Suaranusantara.com – FX Hadi Rudyatmo menegaskan bahwa pengangkatannya sebagai Pelaksana Tugas (Plt) Ketua DPD PDIP Jawa Tengah hanya bersifat sementara, yakni hingga Desember 2025.
“Plt sampai Desember. Setelah sekolah partai nanti apa yang dibicarakan, sekretaris akan gelar rapat internal,” ujarnya, Senin (25/8).
Rudy menjelaskan, pergantian posisi ini dilakukan sesuai amanat aturan partai yang melarang rangkap jabatan di struktur organisasi.
Hal itu menjadi alasan dirinya menggantikan Bambang Wuryanto atau Bambang Pacul, yang kini menjabat sebagai Ketua DPP PDIP Bidang Pemenangan Pemilu.
“Sesuai aturan partai, semua pengurus tidak boleh rangkap jabatan.
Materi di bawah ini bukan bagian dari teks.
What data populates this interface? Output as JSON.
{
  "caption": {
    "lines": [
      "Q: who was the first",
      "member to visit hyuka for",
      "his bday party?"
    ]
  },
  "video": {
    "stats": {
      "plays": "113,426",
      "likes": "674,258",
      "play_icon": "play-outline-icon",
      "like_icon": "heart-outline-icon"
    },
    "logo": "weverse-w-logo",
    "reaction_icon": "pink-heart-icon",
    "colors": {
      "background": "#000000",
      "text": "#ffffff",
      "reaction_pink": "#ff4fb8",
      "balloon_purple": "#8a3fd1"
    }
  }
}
Kalau Mas Pacul dicopot (dari DPD), ya ndak bisa jadi Ketua DPP Pemenangan Pemilu. Saya juga ndak boleh rangkap. Plt Ketua DPC ke Pak Teguh, Sekretaris Pak Budi. Di Bengkulu Bu Hesti tidak, di Jawa Timur ndak, di Sulut Oly Dondokambey juga tidak,” jelasnya.
Selain Bambang Pacul, sejumlah Ketua DPD PDIP lain juga diganti karena masuk dalam struktur DPP PDIP.
Mereka adalah Olly Dondokambey selaku Ketua DPD Sulawesi Utara, MY Esti Wijayanti selaku Plt Ketua DPD Bengkulu, dan Said Abdullah selaku Ketua DPD Jawa Timur.
Sekretaris DPD PDIP Jateng, Sumanto, membenarkan bahwa pergantian ini merupakan hasil keputusan Kongres Partai di Bali.
Menurutnya, Rudy memiliki pengalaman yang cukup untuk mengemban tugas hingga terpilih ketua definitif.
“Pak Rudy punya pengalaman. Ini instruksi partai, petugas partai harus patuh,” tandas Sumanto.